An estimated 100,000 people in the U.S. are living with the progressive, genetic eye disease retinitis pigmentosa (RP). RP is primarily caused by mutations (variations) in a gene inherited from one or both parents. The altered gene gives the wrong instructions to the eyes’ photoreceptor cells, telling them to make an incorrect protein or the wrong amount of protein. This imbalance causes the cells to malfunction. Mutations in dozens of genes have been associated with RP.

Genetic mutations can be passed from parent to child through one of three genetic inheritance patterns: autosomal recessive, autosomal dominant, or X-linked.

In autosomal recessive RP, both parents carry one mutated gene and one normal gene, and have no symptoms themselves. In these cases the parents are called unaffected carriers. Each of their children has a 25% chance of being affected from the inheritance of a mutated gene copy from each parent. If the child only inherits a mutated gene from one parent, they will in turn be an unaffected carrier.

In autosomal dominant RP, only one parent is usually affected and is the only parent with a mutated copy of the gene. A child has a 50% chance of being affected by inheriting the mutated gene. It’s unclear what role the genes of the unaffected parent play in the inheritance of the disease.

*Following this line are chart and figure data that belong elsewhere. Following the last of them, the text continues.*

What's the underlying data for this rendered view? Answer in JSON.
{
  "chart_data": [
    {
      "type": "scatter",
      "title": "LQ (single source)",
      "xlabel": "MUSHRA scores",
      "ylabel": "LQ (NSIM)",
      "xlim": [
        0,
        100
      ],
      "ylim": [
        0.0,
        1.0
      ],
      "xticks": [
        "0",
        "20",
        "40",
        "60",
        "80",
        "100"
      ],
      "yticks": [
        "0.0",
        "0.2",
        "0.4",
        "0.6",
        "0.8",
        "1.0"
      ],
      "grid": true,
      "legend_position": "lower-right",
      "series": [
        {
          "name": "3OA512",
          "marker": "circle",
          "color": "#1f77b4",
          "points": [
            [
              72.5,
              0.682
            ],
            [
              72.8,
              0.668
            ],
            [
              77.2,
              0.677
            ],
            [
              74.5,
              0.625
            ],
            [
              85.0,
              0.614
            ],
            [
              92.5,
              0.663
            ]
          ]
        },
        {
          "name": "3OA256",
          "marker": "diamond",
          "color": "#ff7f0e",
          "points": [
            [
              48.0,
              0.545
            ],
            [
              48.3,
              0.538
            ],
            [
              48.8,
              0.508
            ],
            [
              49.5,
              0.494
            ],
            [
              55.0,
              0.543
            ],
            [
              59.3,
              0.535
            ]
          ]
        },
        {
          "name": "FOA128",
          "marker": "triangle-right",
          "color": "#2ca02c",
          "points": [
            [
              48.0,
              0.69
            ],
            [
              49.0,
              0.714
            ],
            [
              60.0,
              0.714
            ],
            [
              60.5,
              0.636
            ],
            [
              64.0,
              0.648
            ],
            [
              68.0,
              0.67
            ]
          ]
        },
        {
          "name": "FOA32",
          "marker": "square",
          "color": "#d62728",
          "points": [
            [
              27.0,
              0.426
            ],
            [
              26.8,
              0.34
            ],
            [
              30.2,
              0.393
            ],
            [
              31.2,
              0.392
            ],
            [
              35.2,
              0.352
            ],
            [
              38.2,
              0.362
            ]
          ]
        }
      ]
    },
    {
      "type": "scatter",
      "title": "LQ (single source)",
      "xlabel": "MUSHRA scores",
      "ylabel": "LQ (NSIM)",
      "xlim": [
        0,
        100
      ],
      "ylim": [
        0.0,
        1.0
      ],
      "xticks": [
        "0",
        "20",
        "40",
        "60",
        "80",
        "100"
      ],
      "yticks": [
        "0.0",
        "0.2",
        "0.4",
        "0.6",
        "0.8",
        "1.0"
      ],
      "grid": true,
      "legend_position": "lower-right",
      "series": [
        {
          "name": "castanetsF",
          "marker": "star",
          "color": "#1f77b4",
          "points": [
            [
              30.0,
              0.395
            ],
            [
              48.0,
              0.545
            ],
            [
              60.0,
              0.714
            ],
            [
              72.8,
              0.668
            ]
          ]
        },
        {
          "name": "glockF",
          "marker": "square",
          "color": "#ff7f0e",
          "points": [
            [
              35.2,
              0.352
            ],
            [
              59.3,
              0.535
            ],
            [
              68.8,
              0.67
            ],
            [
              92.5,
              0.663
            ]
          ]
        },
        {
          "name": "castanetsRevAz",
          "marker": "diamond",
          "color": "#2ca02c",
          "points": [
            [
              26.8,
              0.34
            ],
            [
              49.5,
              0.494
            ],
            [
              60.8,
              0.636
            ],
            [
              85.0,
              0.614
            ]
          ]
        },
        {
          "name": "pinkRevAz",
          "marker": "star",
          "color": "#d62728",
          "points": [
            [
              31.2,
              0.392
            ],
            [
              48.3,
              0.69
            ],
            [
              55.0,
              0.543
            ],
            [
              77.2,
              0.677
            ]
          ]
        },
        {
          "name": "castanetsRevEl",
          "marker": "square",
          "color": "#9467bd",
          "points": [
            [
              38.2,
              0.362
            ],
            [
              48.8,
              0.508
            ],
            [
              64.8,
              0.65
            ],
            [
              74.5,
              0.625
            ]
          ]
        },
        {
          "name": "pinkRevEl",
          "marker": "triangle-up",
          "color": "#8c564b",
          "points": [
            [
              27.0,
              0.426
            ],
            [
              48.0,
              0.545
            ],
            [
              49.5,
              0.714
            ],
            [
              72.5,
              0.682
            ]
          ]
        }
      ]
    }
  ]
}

In X-linked RP, the mutated gene is located on the X chromosome. Females have two X chromosomes and can carry the disease gene on one X chromosome. 

Since they have a healthy version of the gene on their other X chromosome, women who are carriers are less commonly affected. As males have only one X chromosome, they are more genetically vulnerable to X-linked diseases. 

Women who carry the X-linked gene mutation have a 50% chance of passing that mutation to their daughters, who in turn become carriers, as well as a 50% chance of passing the mutation to their sons, who are likely to be directly affected by the condition. Men pass their Y chromosome to their sons, so won’t pass an X-linked disease to a male child.

Once a family member is diagnosed with RP, it is often recommended that other family members have their eyes examined by a specialist trained to identify and treat degenerative retinal disorders. 

Occasionally, RP can result from other genetic conditions, medication side effects, infections, or eye injuries, but these occasions are exceedingly rare.